Development Environment
Local Development Setup
- Prerequisites: .NET 8 SDK, Docker Desktop, PostgreSQL client tools
- Configuration: Local settings in
appsettings.Development.json
- Startup: Run via .NET Aspire for orchestrated services
- Access Points:
- Web UI: https://localhost:5001
- API: https://localhost:5000
- Aspire Dashboard: https://localhost:15000
Testing Approach
- Unit Tests: Domain logic and service methods
- Integration Tests: API endpoints with test containers
- E2E Tests: UI workflows with Playwright
- Performance Tests: Vector search and embedding generation
- Aspire Dashboard for distributed tracing
- Structured logging with Serilog
- PostgreSQL query analysis
- Browser developer tools for Blazor
Security Patterns
Authentication & Authorization
- ASP.NET Core Identity for user management
- JWT tokens for API authentication
- Process-based authorization (users see only their executions)

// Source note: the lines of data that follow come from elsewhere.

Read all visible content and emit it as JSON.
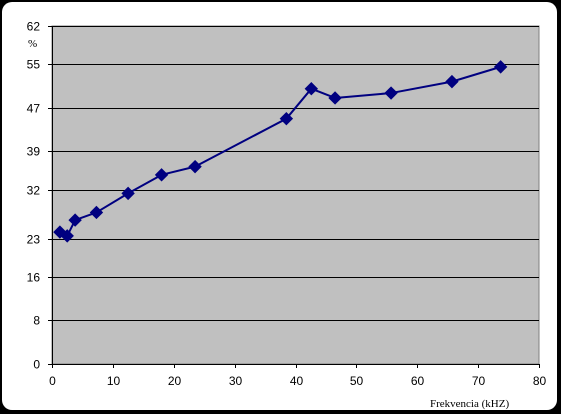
{
  "chart_data": {
    "type": "line",
    "title": "",
    "xlabel": "Frekvencia (kHZ)",
    "ylabel": "%",
    "xlim": [
      0,
      80
    ],
    "ylim": [
      0,
      62
    ],
    "x_ticks": [
      0,
      10,
      20,
      30,
      40,
      50,
      60,
      70,
      80
    ],
    "y_ticks": [
      0,
      8,
      16,
      23,
      32,
      39,
      47,
      55,
      62
    ],
    "grid": "horizontal",
    "colors": {
      "plot_background": "#c0c0c0",
      "series": "#000080",
      "gridline": "#000000"
    },
    "series": [
      {
        "marker": "diamond",
        "x": [
          1.3,
          2.5,
          3.8,
          7.3,
          12.5,
          18.0,
          23.5,
          38.5,
          42.6,
          46.5,
          55.7,
          65.7,
          73.7
        ],
        "y": [
          24.2,
          23.5,
          26.4,
          27.8,
          31.3,
          34.7,
          36.2,
          45.0,
          50.5,
          48.8,
          49.7,
          51.8,
          54.5
        ]
      }
    ]
  }
}
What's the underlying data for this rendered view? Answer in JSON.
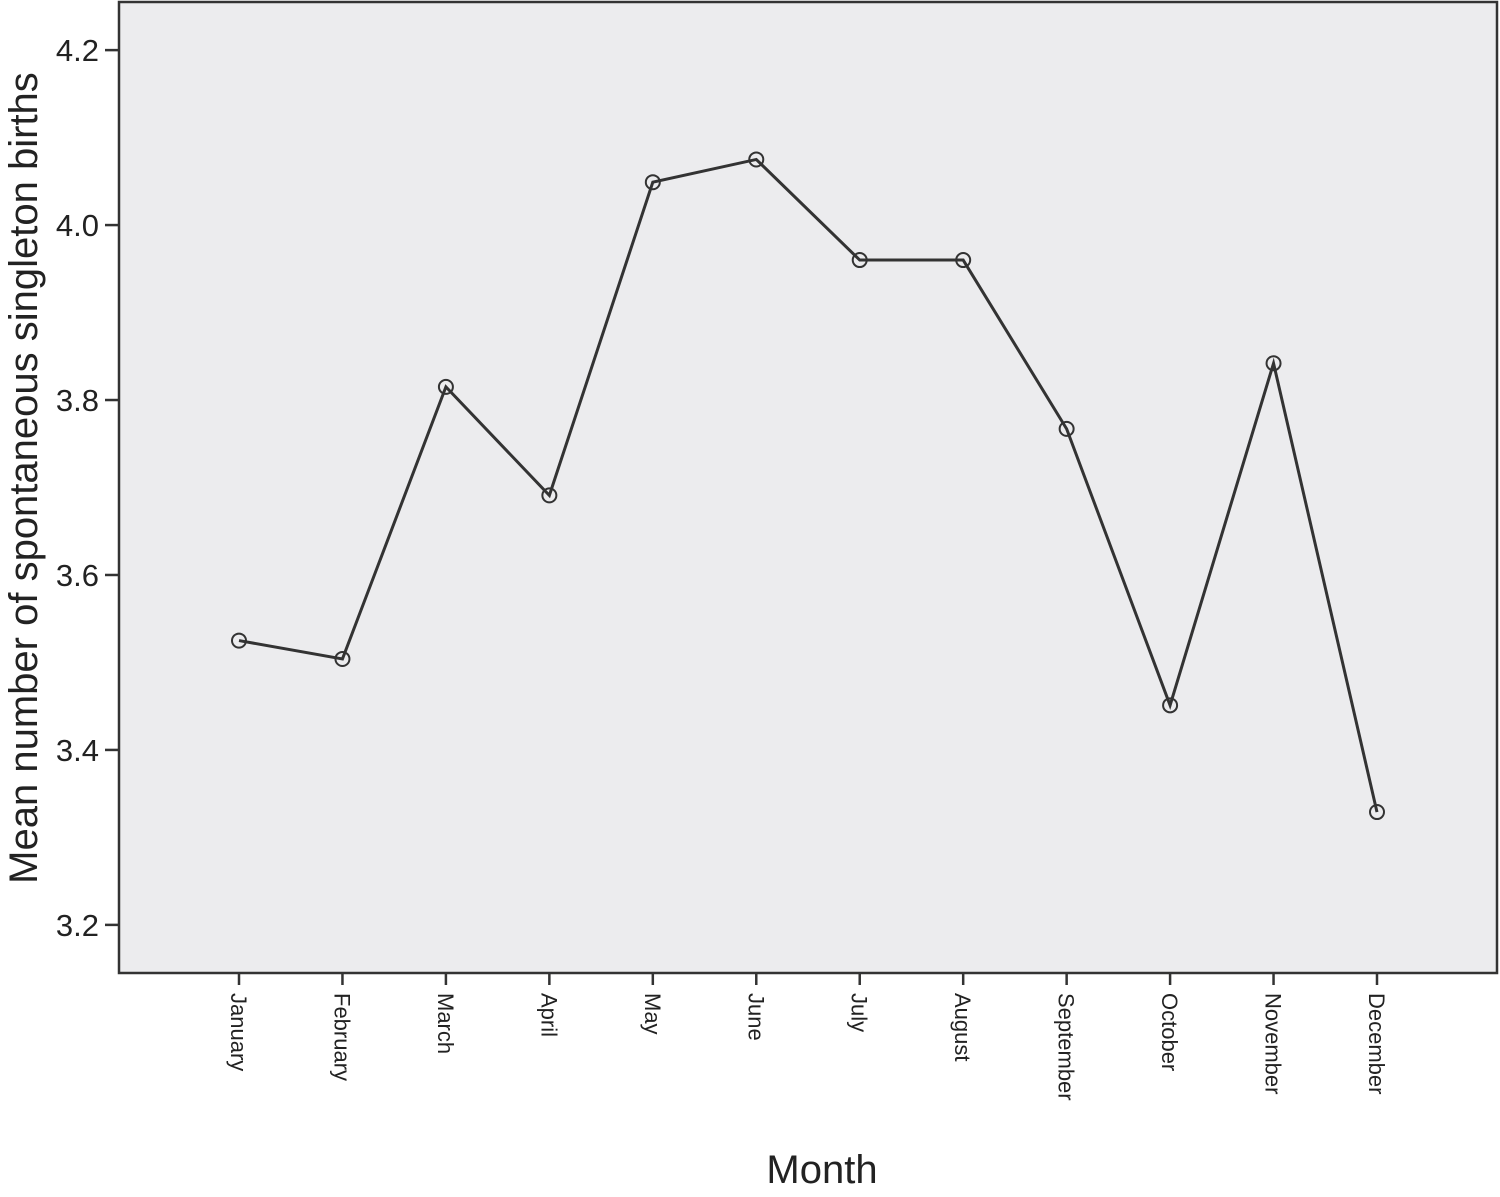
{
  "chart_data": {
    "type": "line",
    "y_label": "Mean number of spontaneous singleton births",
    "x_label": "Month",
    "categories": [
      "January",
      "February",
      "March",
      "April",
      "May",
      "June",
      "July",
      "August",
      "September",
      "October",
      "November",
      "December"
    ],
    "values": [
      3.525,
      3.504,
      3.815,
      3.691,
      4.049,
      4.075,
      3.96,
      3.96,
      3.767,
      3.451,
      3.842,
      3.329
    ],
    "color": "#333333",
    "background": "#ececee",
    "ylim": [
      3.145,
      4.255
    ],
    "yticks": [
      3.2,
      3.4,
      3.6,
      3.8,
      {
        "value": 4,
        "label": "4.0"
      },
      4.2
    ]
  }
}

- Scope-based data access control
Data Protection
- Encryption at rest via PostgreSQL
- TLS for all network communication
- No sensitive data in logs
- User journey isolation
Caching Strategy
- Redis for frequently accessed metadata
- In-memory cache for static data
- Output caching for read-heavy endpoints
- Embedding cache to avoid recomputation
Scaling Patterns
- Horizontal scaling for API instances
- Read replicas for database queries
- Background workers for embedding generation
- CDN for static assets
Deployment Considerations
Container Strategy
- Multi-stage Docker builds for optimization
- .NET Aspire for local orchestration
- Kubernetes manifests for production
- Health checks for all services
Configuration Management
- Environment-specific settings
- Secret management via platform
- Feature flags for gradual rollout
- Telemetry configuration
Monitoring & Observability
- Application Insights or OpenTelemetry
- Structured logging with correlation
- Performance counters
- Custom metrics for process execution
API Design Principles
RESTful Conventions
- Resource-based URLs
- Proper HTTP verbs
- Consistent response formats
- HATEOAS where appropriate
Response Patterns
All API responses follow a consistent structure with success indicators, data payloads, and error information. Pagination is implemented for list endpoints.
Versioning Strategy
- URL-based versioning (v1, v2)
- Backward compatibility commitment
- Deprecation notices in headers
- Migration guides for breaking changes
Design Patterns
All implementations MUST follow the imperative patterns documented in DESIGN-PATTERNS.md.
Key patterns include:
- Domain-Driven Design with aggregate boundaries
- Repository and Specification patterns
- Result pattern for operation outcomes
- Process Context for execution state
- Adapter pattern for Cognitive System
- Unit of Work for transaction management
- CQRS for command/query separation
See DESIGN-PATTERNS.md for complete implementation details and code examples.